Je suis Charlie: trois mots, un slogan, une prière, le cri du coeur de milliers de gens choqués, horrifiés, atterrés, anéantis par le carnage qui a eu lieu dans les locaux de Charlie Hebdo, tuant douze personnes, dont quatre des plus grands dessinateurs de la France moderne.

Nous sommes Charlie, c'est-à-dire que nous sommes touchés en plein coeur, meurtris dans notre chair et dans notre esprit, foudroyés par la force du symbole qui a été attaqué, mais aussi plus convaincus que jamais qu'il ne faut pas que le silence s'installe, que la peur s'invite et écrase la liberté de la presse et la liberté d'expression.

La seule chose qui menace la liberté de la presse, disait Charb - Stéphane Charbonnier -, le directeur de la rédaction de Charlie qui a été abattu froidement, mais qui est néanmoins mort debout, c'est l'autocensure. Nous sommes Charlie même si nous n'étions pas des abonnés de cette revue satirique qui bouffait du curé comme du Prophète, joyeusement frondeuse et anticléricale, qui, malgré les menaces de mort et les locaux incendiés, continuait de se payer la tête de tous les intégristes et les suprématistes de la Terre.

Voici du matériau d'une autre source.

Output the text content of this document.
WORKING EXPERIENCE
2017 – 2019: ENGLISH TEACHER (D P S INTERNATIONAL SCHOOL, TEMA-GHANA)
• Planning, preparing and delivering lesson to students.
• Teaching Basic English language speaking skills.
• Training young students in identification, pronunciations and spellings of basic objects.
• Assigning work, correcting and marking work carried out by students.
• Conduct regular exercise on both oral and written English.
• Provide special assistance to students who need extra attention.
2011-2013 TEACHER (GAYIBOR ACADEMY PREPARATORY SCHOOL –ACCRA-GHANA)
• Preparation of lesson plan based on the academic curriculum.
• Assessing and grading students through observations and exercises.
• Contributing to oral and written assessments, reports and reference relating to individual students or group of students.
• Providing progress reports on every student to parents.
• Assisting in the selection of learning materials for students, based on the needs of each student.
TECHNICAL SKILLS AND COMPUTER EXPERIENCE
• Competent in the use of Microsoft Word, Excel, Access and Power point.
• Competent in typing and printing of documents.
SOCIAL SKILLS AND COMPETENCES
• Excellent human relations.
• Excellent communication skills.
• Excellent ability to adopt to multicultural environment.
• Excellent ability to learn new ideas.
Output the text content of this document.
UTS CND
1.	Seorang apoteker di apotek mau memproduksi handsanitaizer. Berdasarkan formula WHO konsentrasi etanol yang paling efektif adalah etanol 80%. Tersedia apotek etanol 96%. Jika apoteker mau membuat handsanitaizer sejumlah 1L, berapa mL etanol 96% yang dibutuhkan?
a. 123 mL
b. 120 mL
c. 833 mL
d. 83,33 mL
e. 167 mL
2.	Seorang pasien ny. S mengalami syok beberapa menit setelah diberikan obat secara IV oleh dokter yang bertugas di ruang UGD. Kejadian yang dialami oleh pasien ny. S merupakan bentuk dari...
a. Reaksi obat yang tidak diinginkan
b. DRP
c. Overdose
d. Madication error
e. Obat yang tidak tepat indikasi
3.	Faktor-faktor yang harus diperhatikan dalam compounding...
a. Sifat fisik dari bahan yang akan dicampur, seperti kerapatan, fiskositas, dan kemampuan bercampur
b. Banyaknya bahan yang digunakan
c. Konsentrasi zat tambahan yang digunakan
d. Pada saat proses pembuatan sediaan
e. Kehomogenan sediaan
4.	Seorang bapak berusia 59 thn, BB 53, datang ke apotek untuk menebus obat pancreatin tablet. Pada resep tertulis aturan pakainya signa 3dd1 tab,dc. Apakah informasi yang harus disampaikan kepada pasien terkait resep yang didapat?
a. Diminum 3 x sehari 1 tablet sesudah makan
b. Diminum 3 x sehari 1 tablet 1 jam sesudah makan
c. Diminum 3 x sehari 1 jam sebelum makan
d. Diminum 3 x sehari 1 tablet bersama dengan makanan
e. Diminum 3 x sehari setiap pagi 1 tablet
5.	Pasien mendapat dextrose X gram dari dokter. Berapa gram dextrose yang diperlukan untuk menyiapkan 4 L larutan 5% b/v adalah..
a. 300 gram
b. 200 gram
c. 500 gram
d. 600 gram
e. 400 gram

Nous sommes Charlie, indomptables et insoumis, partout sur les places publiques dans les villes françaises, mais aussi en Espagne, en Italie, en Belgique, à Berlin et ici même à Montréal. Nous sommes Charlie, aujourd'hui en première page de centaines de quotidiens et sur des dizaines de panneaux publicitaires du monde libre.

Nous sommes Charlie par milliers, par millions, à droite comme à gauche, du nord au sud, de l'est à l'ouest, ailleurs comme ici. Nous sommes Charlie, mais surtout, nous devons le demeurer aujourd'hui, demain, dans six mois, l'année prochaine, pour ne jamais donner raison à ceux qui tuent parce qu'on a ri de leur dieu.

Sur une vidéo amateur qui a fait le tour du monde, on les entend très distinctement, ces fous de Dieu, hurler victorieusement en quittant les lieux du carnage: «On a vengé le prophète Mohammed et tué Charlie Hebdo

Mais ce n'est pas vrai. Charb, Cabu, Tignous, Wolinski, Bernard Maris et leurs amis journalistes sont peut-être morts, mais pas Charlie Hebdo.

Dans le sang, le soufre des balles et le fracas des vitres, Charlie Hebdo est plus vivant que jamais; à preuve tous ces rassemblements monstres pour dire le contraire de la mort de Charlie, pour rendre hommage à son esprit, à son humour, à son sens aigu et heureux de la satire.

Les terroristes n'ont pas gagné ni vengé le Prophète. Tout ce qu'ils ont réussi à accomplir, c'est monopoliser la planète médiatique et retrouver temporairement leur place au sommet du palmarès des atrocités commises au nom d'Allah.

Tout ce qu'ils ont réussi, c'est remettre au goût, pour ne pas dire au dégoût du jour, le nom d'Al-Qaïda, éclipsé ces derniers temps par les gestes barbares du groupe État islamique.

Pour le reste, ces extrémistes identifiés en fin de journée n'ont rien accompli, sinon faire naître de l'horreur et de l'indignation la solidarité et la foi absolue en la liberté d'expression.

Dans un français impeccable et avec beaucoup de dignité, John Kerry a dit que la liberté d'expression ne pouvait pas être anéantie par cet acte de terreur et que même si des journalistes étaient morts comme des martyrs, d'autres bientôt prendraient la plume, le feutre et le clavier pour poursuivre leur oeuvre.

Nous sommes Charlie. Nous n'étions pas dans la salle de rédaction avec les blessés et les morts. Nous n'avons pas entendu le sifflement sinistre des kalachnikovs ni senti la peur nous pétrifier et nous glacer le sang, mais nous sommes solidaires de Charlie et de son esprit.

Les jours, les semaines et les mois qui viennent vont être durs et éprouvants pour les survivants du massacre. Je ne sais pas comment ils vont faire pour prendre la plume ou le feutre, pour esquisser un sourire et retrouver le goût de rire. Mais je sais qu'ils vont réussir envers et contre tout, parce que l'amour est plus fort que la haine, comme le titrait ce journal il n'y a pas si longtemps, et que peu importe ce qui est arrivé ou ce qui arrivera, ils seront toujours Charlie.